Arbellez trat wirklich an die Tür. Aber als er sie öffnete, blickten ihm die wilden Gesichter einiger Mexikaner entgegen, die von Cortejo den Befehl erhalten hatten, sich hierher zu postieren. Er fuhr erschrocken zurück:
»Wer ist das? Was wollen diese Leute?« – »Das ist meine Ehrengarde«, antwortete Josefa. »Ich will Euch sagen, daß wir mit dreihundert Mann die Hazienda überfallen haben. Die Franzosen sind getötet, und Ihr befindet Euch in meiner Hand.« – »Ich? In Eurer Hand? Ihr irrt Euch, Señorita. Ihr mögt die Franzosen überfallen und töten; ich aber bin ein freier Mexikaner, dem Ihr nichts anhaben könnt!« – »Ihr seid es, der sich irrt.

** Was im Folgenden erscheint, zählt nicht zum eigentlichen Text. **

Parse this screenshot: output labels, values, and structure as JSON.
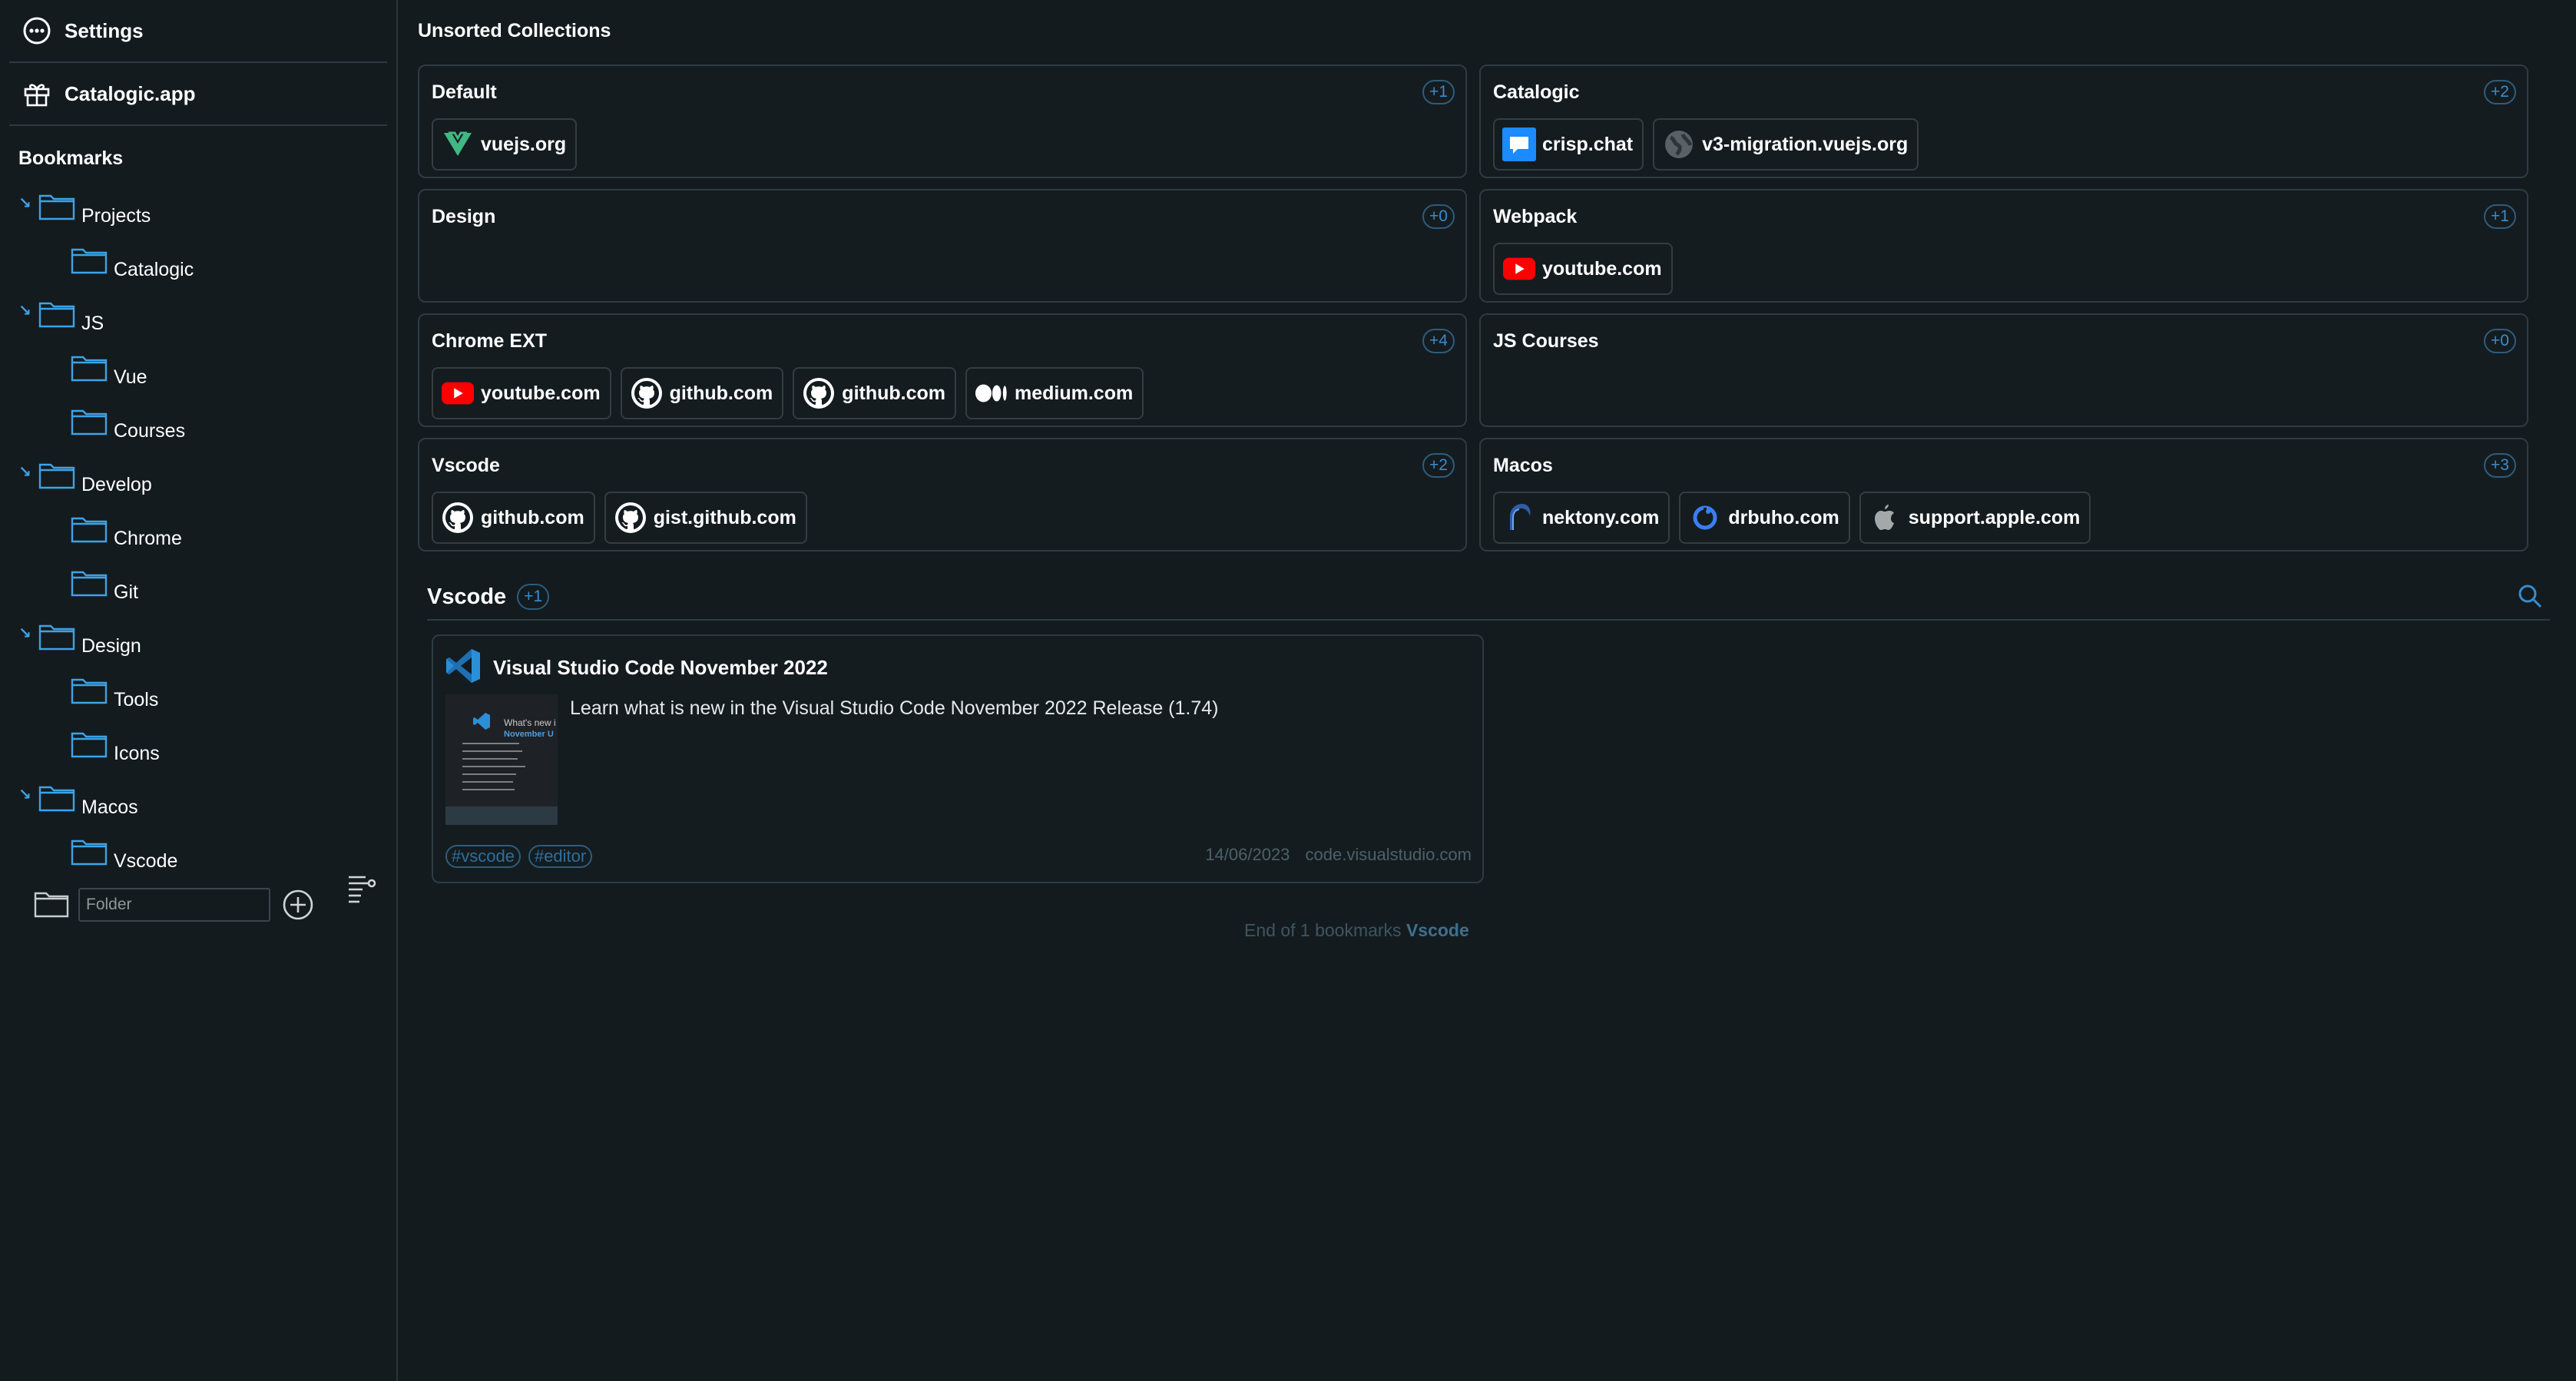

Ihr seid kein freier Mexikaner, sondern unser Gefangener. Merkt Euch das! Beantwortet mir meine Frage von vorhin: Was ist es, was Ihr in jüngster Zeit von uns gehört habt?«
Pedro Arbellez konnte sich nur schwer in die Situation finden, sie war ihm fast unbegreiflich. Er sollte der Gefangene dieser beiden Leute sein? Früher hätte er sich zur Wehr gesetzt, jetzt aber war er alt, schwach und krank, es fehlte ihm die Energie der jüngeren Jahre; er sah die Waffen, die sich in den Händen der beiden befanden, er hörte ein wüstes Schreien, Rufen und Jauchzen, das jetzt durch die Räume der Hazienda erschallte, und das vermehrte seine Bestürzung.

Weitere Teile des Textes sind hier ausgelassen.